Thank you very much for the invitation to be here.
My name is Dr. Lori Daniels. I'm a professor of forest ecology and the Koerner chair of wildfire coexistence at the University of British Columbia. I'm coming to you today from the ancestral territory of the Musqueam first nation.
I have studied historical fire regimes and their impacts on forest dynamics in western Canada for the past 20 years. Thank you for the opportunity to share insights from the research we have conducted, both on the factors that contributed to the Jasper wildfires and also the strategies that are urgently needed in order to make our ecosystems and communities more resilient to future fires and climate change.
I have three core messages for you today.
First, the Jasper wildfire complex was a century in the making. Our research shows that the historical fire regime in Jasper began to change in the early 1900s. Over several centuries, from the 1600s to the 1800s, low-severity fires burned somewhere in the Athabasca Valley once every 20 years on average, scarring trees but not killing them. Patches of high-severity fire would kill trees and provide openings where grasses, shrubs and broadleaf and needle-leaf trees regenerated. Landscape photos from the early 1900s show a diverse mosaic of ecosystems.
The fire scars stopped in 1915. This is the beginning of the fire suppression era, when indigenous people were removed from their land and their good fire stewardship was terminated. Ignitions by lightning and people were suppressed to protect the forest. The paradox is that this good intention has had unintended consequences. Without repeat low-impact fires, the forest simultaneously matured, creating a uniform landscape of continuous needle-leaf forests with abundant flammable fuels, strongly contrasting with historical landscapes and fire regimes.
These mature forests were also optimal habitat for the mountain pine beetle, which spread into Jasper. The beetle is native to western North America, but it is novel to forests east of the continental divide. Its eastward expansion was facilitated by climate change, and the beetles have caused high tree death rates in Alberta. Field surveys and experiments conducted with Parks Canada have shown that abundant dead lodgepole pine trees and logs contribute to fire intensity and rapid rates of fire spread and emit large amounts of heat, smoke and carbon, so the stage was set, after 100 years, for the fire this summer.
My second message to you is that Jasper is not an anomaly. Disruption of indigenous fire stewardship, fire suppression and widespread forest health problems have cumulative effects across the forests in Canada. Climate change is now superimposed on vulnerable landscapes and amplifies the effects. Mountain pine beetles impacted 19 million hectares of forests in western Canada; fires burned 15 million hectares across our country in 2023 alone.
My third and final point is that transformative changes are urgently needed. We need to diversify our approaches and amplify the pace and scale of our response to recent wildfire extremes and climate change. We also need to recognize that specific strategies are as complex as the diverse ecosystems and forests across Canada.
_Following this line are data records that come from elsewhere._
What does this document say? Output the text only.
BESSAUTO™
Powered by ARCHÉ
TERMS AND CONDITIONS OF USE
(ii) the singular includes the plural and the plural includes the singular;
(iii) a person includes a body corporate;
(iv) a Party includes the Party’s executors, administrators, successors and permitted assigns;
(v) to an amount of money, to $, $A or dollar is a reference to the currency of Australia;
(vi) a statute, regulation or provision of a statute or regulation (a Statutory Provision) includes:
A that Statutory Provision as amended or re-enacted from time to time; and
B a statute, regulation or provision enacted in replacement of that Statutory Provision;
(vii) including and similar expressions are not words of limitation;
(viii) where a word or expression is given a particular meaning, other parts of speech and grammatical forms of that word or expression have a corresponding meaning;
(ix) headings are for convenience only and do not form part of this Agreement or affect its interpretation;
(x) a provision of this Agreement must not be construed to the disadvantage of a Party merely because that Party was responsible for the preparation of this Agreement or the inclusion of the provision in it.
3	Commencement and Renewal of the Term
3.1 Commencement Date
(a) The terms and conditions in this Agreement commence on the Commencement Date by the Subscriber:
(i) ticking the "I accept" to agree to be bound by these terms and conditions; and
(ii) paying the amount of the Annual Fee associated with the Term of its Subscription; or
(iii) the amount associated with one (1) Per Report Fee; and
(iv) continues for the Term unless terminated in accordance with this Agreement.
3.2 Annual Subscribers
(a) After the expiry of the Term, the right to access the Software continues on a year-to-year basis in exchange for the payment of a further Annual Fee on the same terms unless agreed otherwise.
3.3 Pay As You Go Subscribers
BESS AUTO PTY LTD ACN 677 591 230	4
Proaction requires support from all levels of government, including the federal government. Strategies include, but are not limited to, investing equal amounts in emergency response to wildfires and proactive management to mitigate future wildfire effects through mechanical treatments and prescribed and cultural burns. This is an underfunded and underutilized approach that is costing Canadians billions of dollars due to the direct and indirect effects of wildfires.
Second, we can invest in FireSmart programs at home and community levels to expand education and actions to improve resiliency; we need to support indigenous-led programs, given that fires are disproportionately affecting indigenous peoples, communities and territories; we need to implement landscape fire management to reduce the negative consequences of catastrophic fires, improve ecosystem resilience and sustain a forestry sector; we need to support the bioeconomy and bioenergy to overcome economic barriers; and we need to invest in post-secondary training to build much needed capacity in pyrosilviculture, and prescribed and cultural burning.
These transformative actions are urgently needed to mitigate climate change, adapt our forest management and proactively prepare for wildfire impacts on Canadian ecosystems and communities.